The Monitor found that the 139,666.7 MW of cleared and uplift generation and DR for the entire RTO resulted in a reserve margin of 21.1% and a net excess of 7,660.2 MW over the reliability requirement, which is adjusted for FRR and price-responsive demand (PRD) of 132,006.5 MW. The net excess decreased by 530.1 MW from the net excess of 8,190.3 MW in the 2021/22 BRA.

RPM revenue (Monitoring Analytics) Content.jpgA scenario summary of RPM revenue in PJM’s 2022/23 Base Residual Auction | Monitoring Analytics

 

The downward sloping shape of the VRR curve had a “significant impact” on the auction results, the IMM said, resulting in more capacity cleared in the market than would have cleared with a vertical demand curve. If PJM had used a vertical demand curve, it said, total capacity market revenues for the 2022/23 BRA would have been $2.65 billion, a decrease of $1.25 billion (32.1%) compared to the actual results.

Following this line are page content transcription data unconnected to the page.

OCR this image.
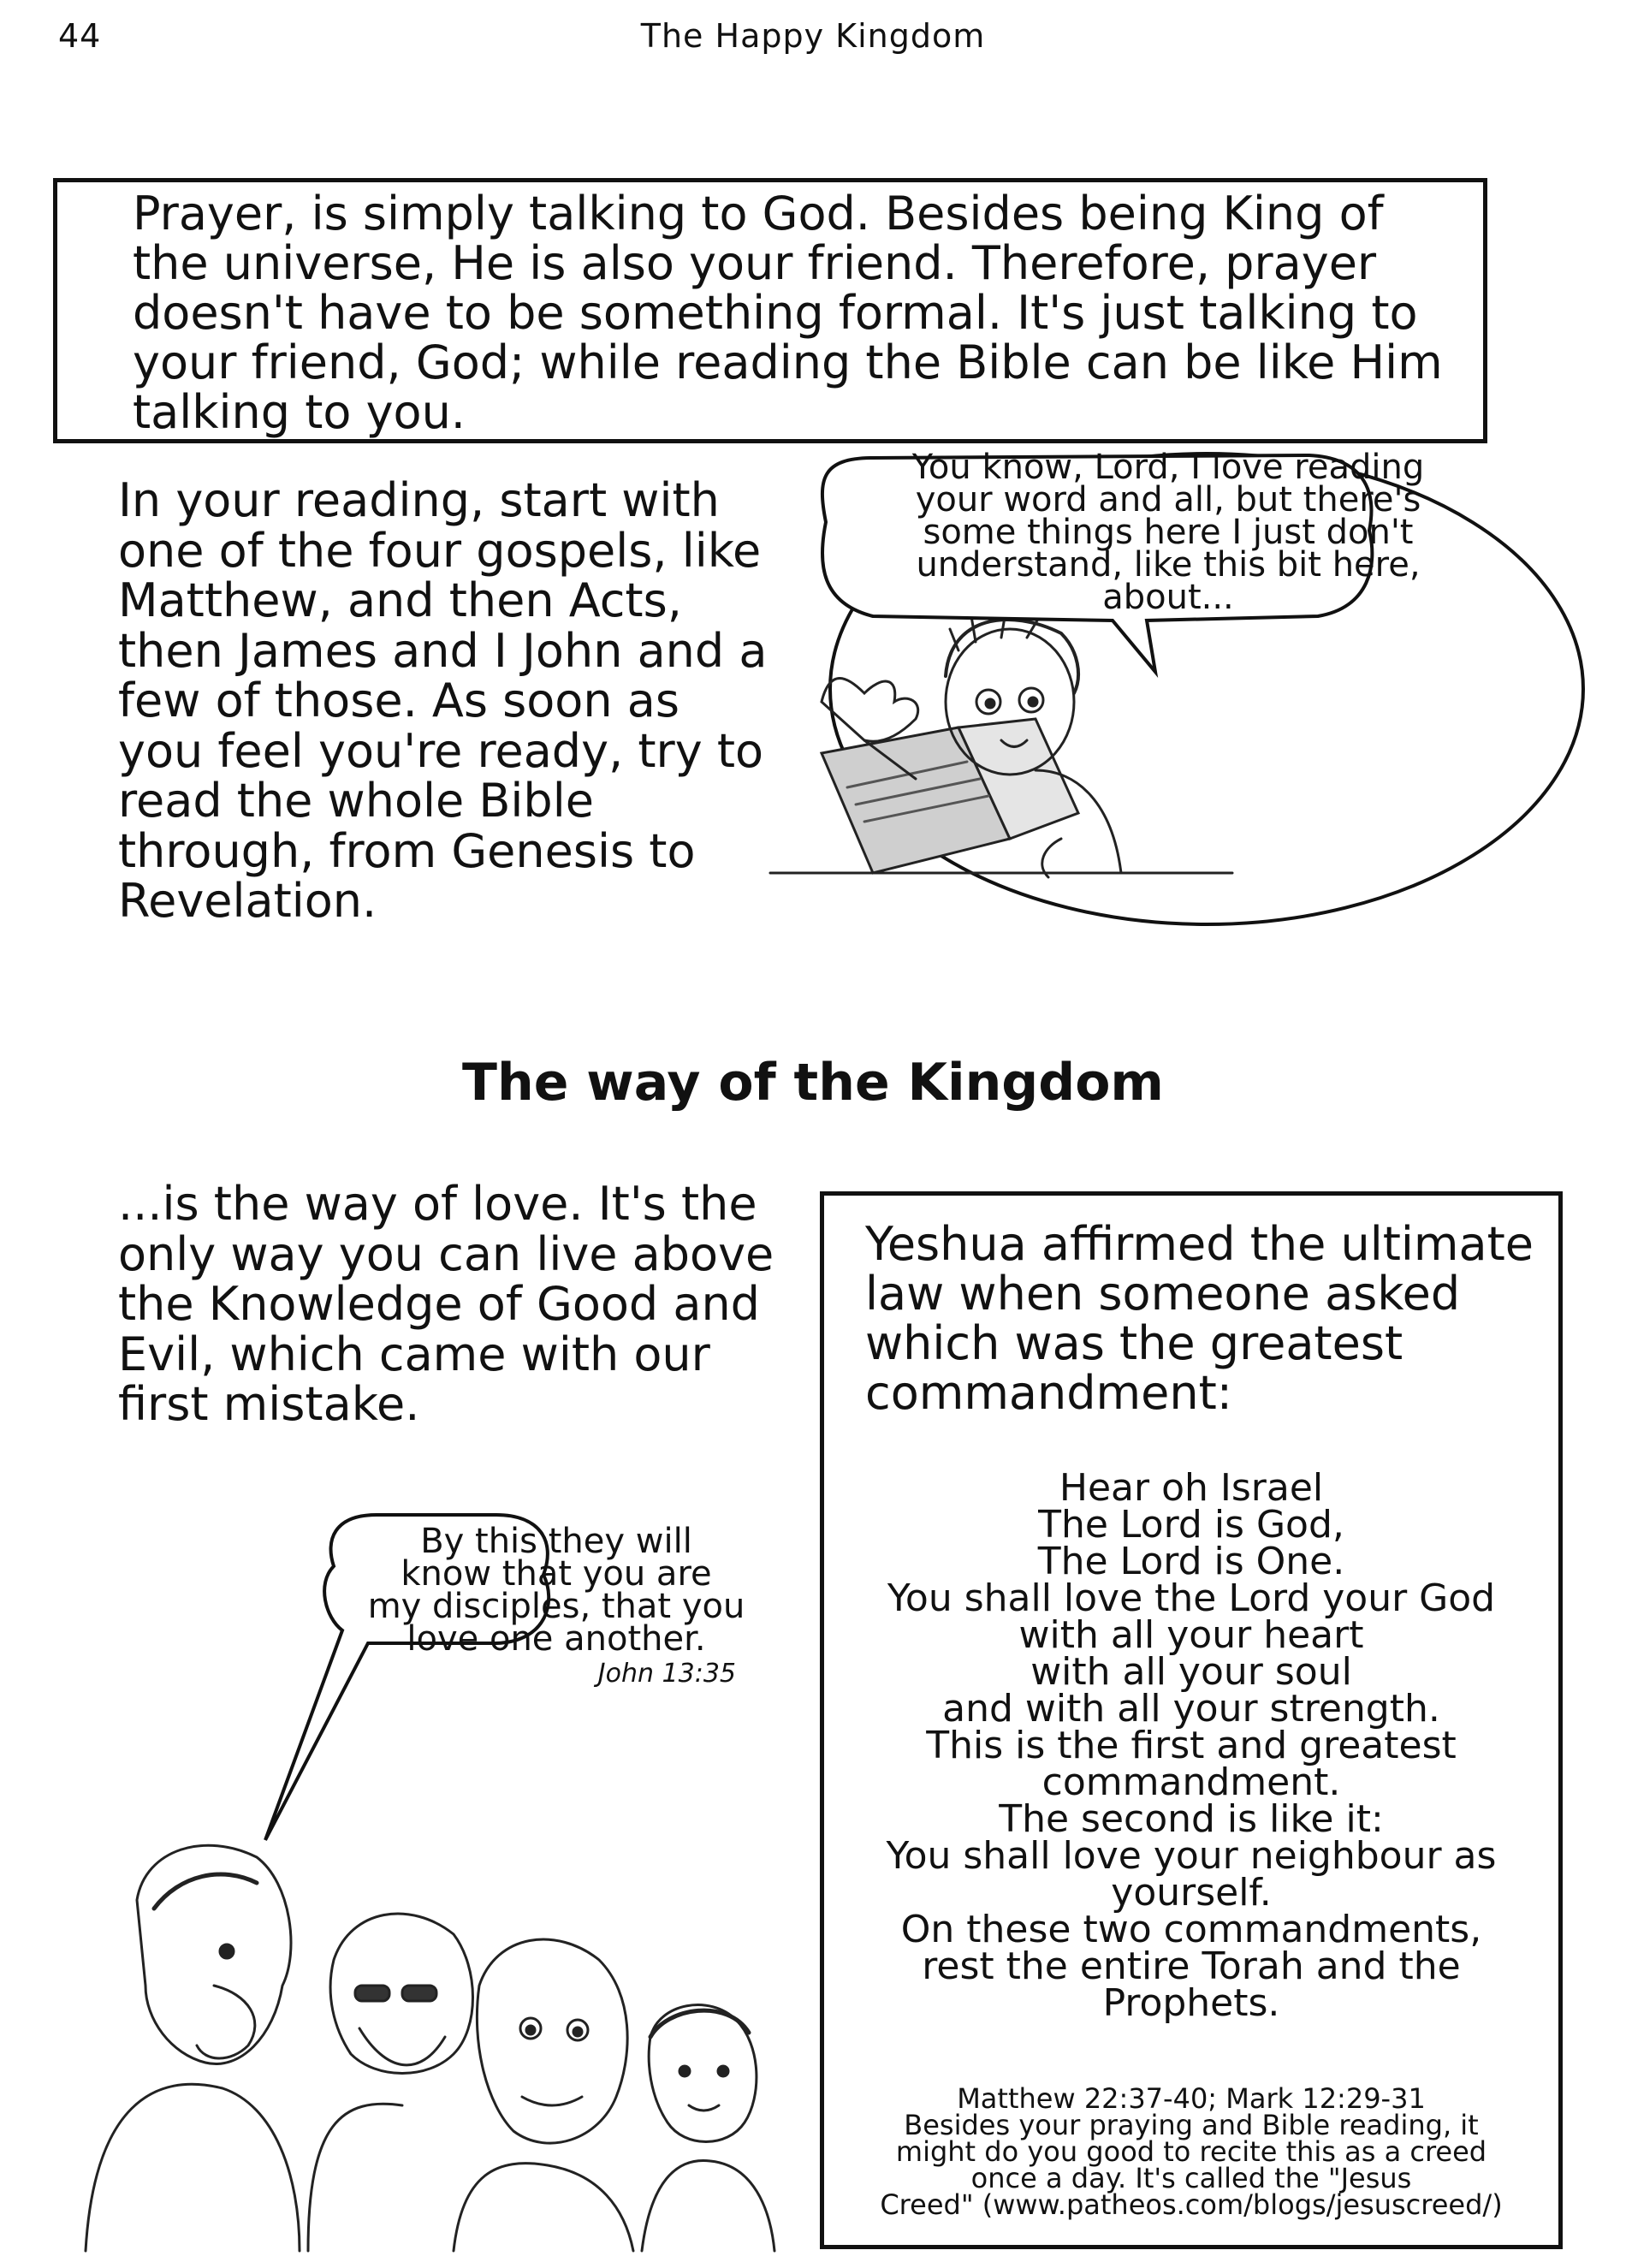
44	The Happy Kingdom

Prayer, is simply talking to God. Besides being King of the universe, He is also your friend. Therefore, prayer doesn't have to be something formal. It's just talking to your friend, God; while reading the Bible can be like Him talking to you.

In your reading, start with one of the four gospels, like Matthew, and then Acts, then James and I John and a few of those. As soon as you feel you're ready, try to read the whole Bible through, from Genesis to Revelation.

You know, Lord, I love reading
your word and all, but there's
some things here I just don't
understand, like this bit here,
about...
The way of the Kingdom

...is the way of love. It's the only way you can live above the Knowledge of Good and Evil, which came with our first mistake.

By this they will
know that you are
my disciples, that you
love one another.
John 13:35

Yeshua affirmed the ultimate law when someone asked which was the greatest commandment:

Hear oh Israel
The Lord is God,
The Lord is One.
You shall love the Lord your God
with all your heart
with all your soul
and with all your strength.
This is the first and greatest
commandment.
The second is like it:
You shall love your neighbour as
yourself.
On these two commandments,
rest the entire Torah and the
Prophets.
Matthew 22:37-40; Mark 12:29-31
Besides your praying and Bible reading, it
might do you good to recite this as a creed
once a day. It's called the "Jesus
Creed" (www.patheos.com/blogs/jesuscreed/)
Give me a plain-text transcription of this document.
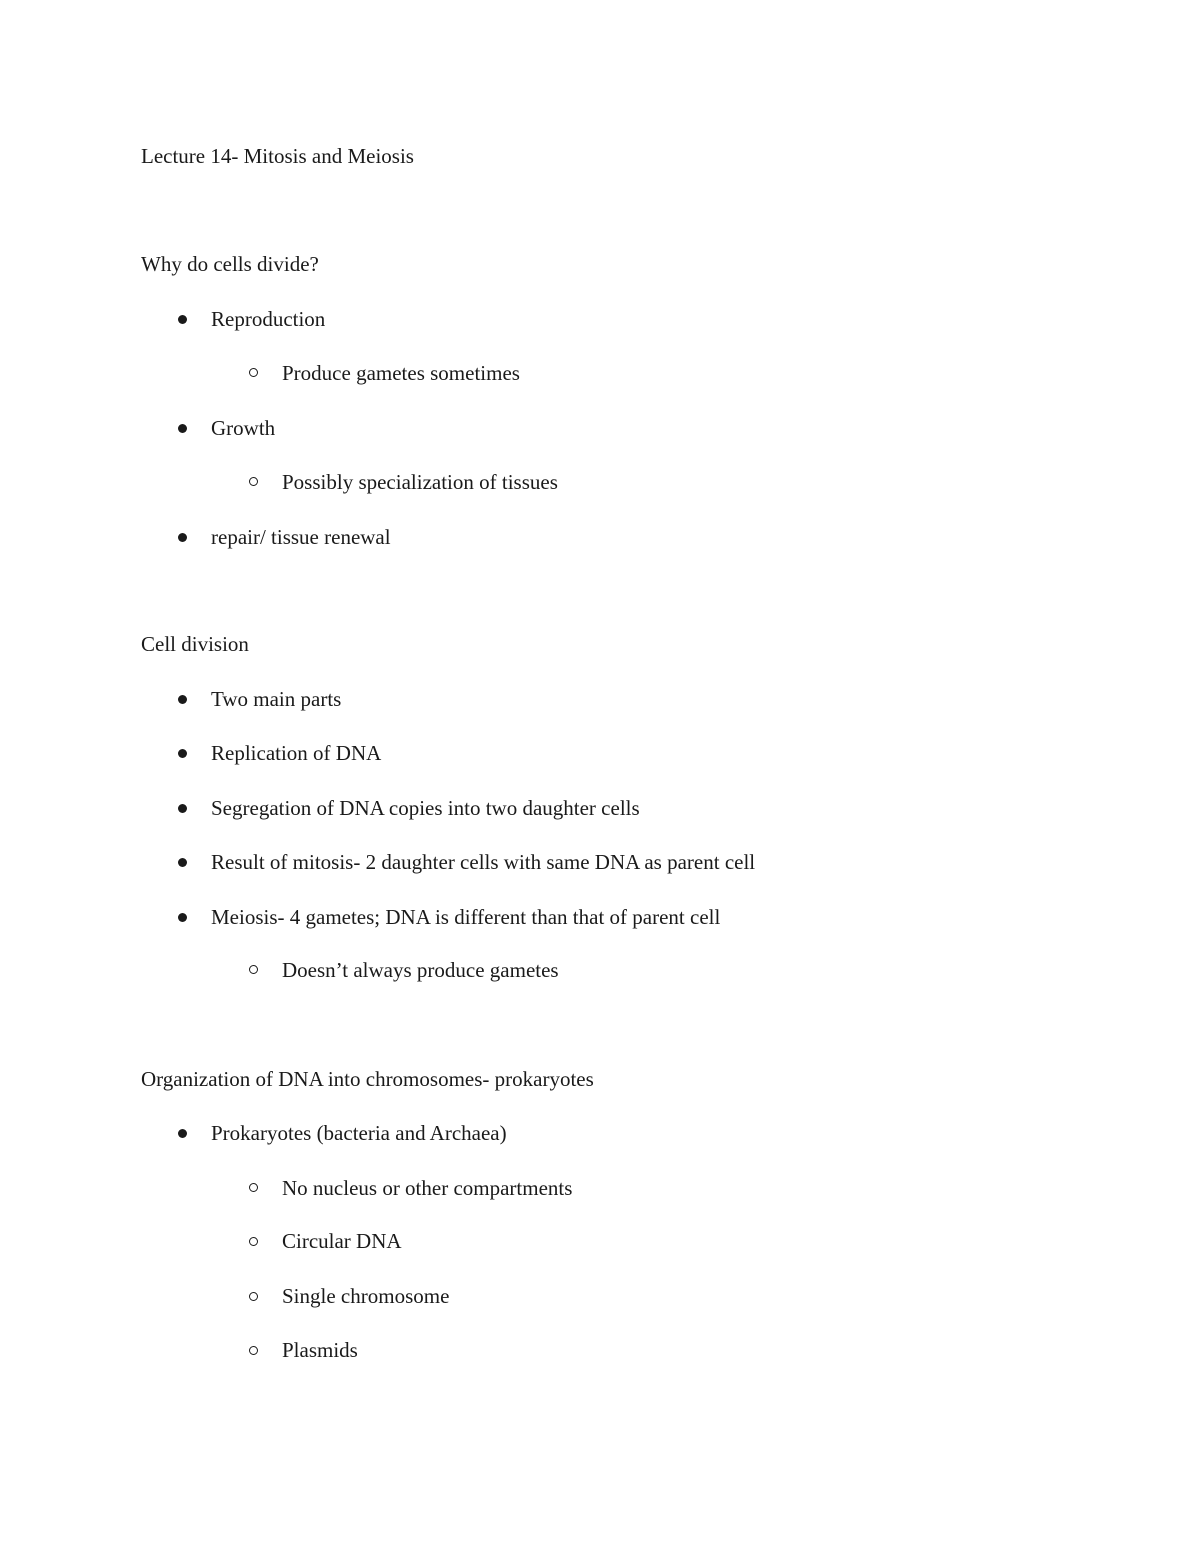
Lecture 14- Mitosis and Meiosis
Why do cells divide?
Reproduction
Produce gametes sometimes
Growth
Possibly specialization of tissues
repair/ tissue renewal
Cell division
Two main parts
Replication of DNA
Segregation of DNA copies into two daughter cells
Result of mitosis- 2 daughter cells with same DNA as parent cell
Meiosis- 4 gametes; DNA is different than that of parent cell
Doesn’t always produce gametes
Organization of DNA into chromosomes- prokaryotes
Prokaryotes (bacteria and Archaea)
No nucleus or other compartments
Circular DNA
Single chromosome
Plasmids
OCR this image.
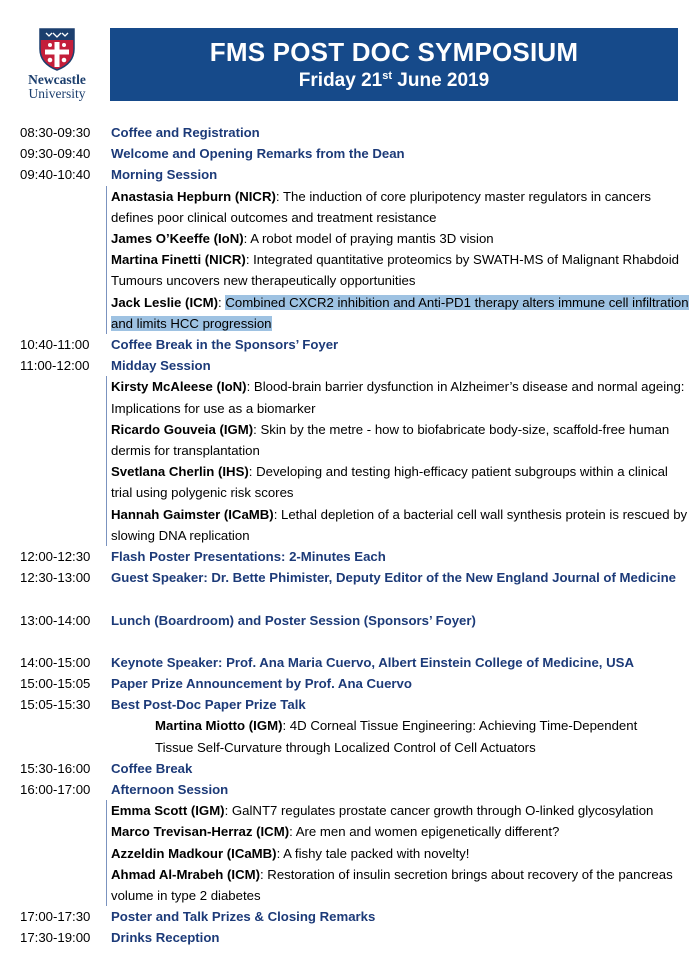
Newcastle
University
FMS POST DOC SYMPOSIUM
Friday 21st June 2019
08:30-09:30 Coffee and Registration
09:30-09:40 Welcome and Opening Remarks from the Dean
09:40-10:40 Morning Session
Anastasia Hepburn (NICR): The induction of core pluripotency master regulators in cancers defines poor clinical outcomes and treatment resistance
James O’Keeffe (IoN): A robot model of praying mantis 3D vision
Martina Finetti (NICR): Integrated quantitative proteomics by SWATH-MS of Malignant Rhabdoid Tumours uncovers new therapeutically opportunities
Jack Leslie (ICM): Combined CXCR2 inhibition and Anti-PD1 therapy alters immune cell infiltration and limits HCC progression
10:40-11:00 Coffee Break in the Sponsors’ Foyer
11:00-12:00 Midday Session
Kirsty McAleese (IoN): Blood-brain barrier dysfunction in Alzheimer’s disease and normal ageing: Implications for use as a biomarker
Ricardo Gouveia (IGM): Skin by the metre - how to biofabricate body-size, scaffold-free human dermis for transplantation
Svetlana Cherlin (IHS): Developing and testing high-efficacy patient subgroups within a clinical trial using polygenic risk scores
Hannah Gaimster (ICaMB): Lethal depletion of a bacterial cell wall synthesis protein is rescued by slowing DNA replication
12:00-12:30 Flash Poster Presentations: 2-Minutes Each
12:30-13:00 Guest Speaker: Dr. Bette Phimister, Deputy Editor of the New England Journal of Medicine
13:00-14:00 Lunch (Boardroom) and Poster Session (Sponsors’ Foyer)
14:00-15:00 Keynote Speaker: Prof. Ana Maria Cuervo, Albert Einstein College of Medicine, USA
15:00-15:05 Paper Prize Announcement by Prof. Ana Cuervo
15:05-15:30 Best Post-Doc Paper Prize Talk
Martina Miotto (IGM): 4D Corneal Tissue Engineering: Achieving Time-Dependent Tissue Self-Curvature through Localized Control of Cell Actuators
15:30-16:00 Coffee Break
16:00-17:00 Afternoon Session
Emma Scott (IGM): GalNT7 regulates prostate cancer growth through O-linked glycosylation
Marco Trevisan-Herraz (ICM): Are men and women epigenetically different?
Azzeldin Madkour (ICaMB): A fishy tale packed with novelty!
Ahmad Al-Mrabeh (ICM): Restoration of insulin secretion brings about recovery of the pancreas volume in type 2 diabetes
17:00-17:30 Poster and Talk Prizes & Closing Remarks
17:30-19:00 Drinks Reception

“From another perspective, clearing the auction using a downward sloping VRR curve resulted in a 47.3% increase in RPM [Reliability Pricing Model] revenues for the 2022/23 RPM BRA compared to what RPM revenues would have been with a vertical demand curve set equal to the reliability requirement,” the Monitor said.

Accuracy of the peak load forecast also had a significant impact on the results, the IMM said, showing that the forecast for the third incremental auction has been on average 4.3% lower than the peak load forecast for the corresponding BRA for the auctions between the 2017/18 and 2021/22 delivery years. Using the lower peak load forecast, the total capacity market revenues for the 2022/23 BRA would have been $3 billion, a decrease of about $900 million (22.4%) compared to the actual results.

Cleared UCAP (Monitoring Analytics) Content.jpgA scenario summary of cleared UCAP in PJM’s 2022/23 Base Residual Auction | Monitoring Analytics

 

The IMM said an increase in the Commonwealth Edison capacity emergency transfer limit (CETL) of 1,265 MW, or 22.7%, from its 2021/22 level also resulted in an increase of $128 million (3.3%) in revenues.

Dominion Energy Virginia’s election of the FRR lowered PJM’s reliability requirement by 18,233.8 MW. The IMM said that if Dominion had participated in the BRA, total capacity market revenues would have been $4.38 billion and that, excluding FRR resources, total revenues for the rest of the PJM capacity market would have been $4 billion, an increase of $92 million (2.4%) compared to the actual results.

Finally, the Monitor said that if no offers for DR were included in the BRA, total capacity market revenues would be $750 million higher, a 19.2% increase compared to the actual results.

Recommendations

The report included nearly two dozen recommendations for changes to the capacity auction.

The Monitor said PJM should evaluate the shape of the VRR curve because the current shape “directly results in load paying substantially more for capacity than load would pay with a vertical demand curve.” Excess capacity procured in a BRA should not be sold back in any incremental auction “at much lower prices,” it said, asserting that the sales suppress prices in IAs and “provide inefficient incentives for demand resource offer behavior.”

“Given PJM’s assertions of the benefits of over-procuring capacity, it has never been explained why load should pay a high price for capacity in a BRA and sell it back at very low prices in an IA,” the Monitor said. “Such sales are inconsistent with PJM’s assertion that additional capacity purchases have value.”

The IMM said an “enforcement of a consistent definition of capacity resource” is needed by PJM. It recommended that the tariff requirement be “enhanced” to require a capacity resource to be a physical resource and “should apply at the time of auctions and should also constitute a commitment to be physical in the relevant delivery year.”

The requirement to be a physical resource is not currently applied to DR and EE, the Monitor said, both of which are permitted to submit marketing plans rather than evidence of physical resources in the BRA. “The requirement to be a physical resource should be applied to all resource types, including planned generation, demand resources, energy efficiency and imports.”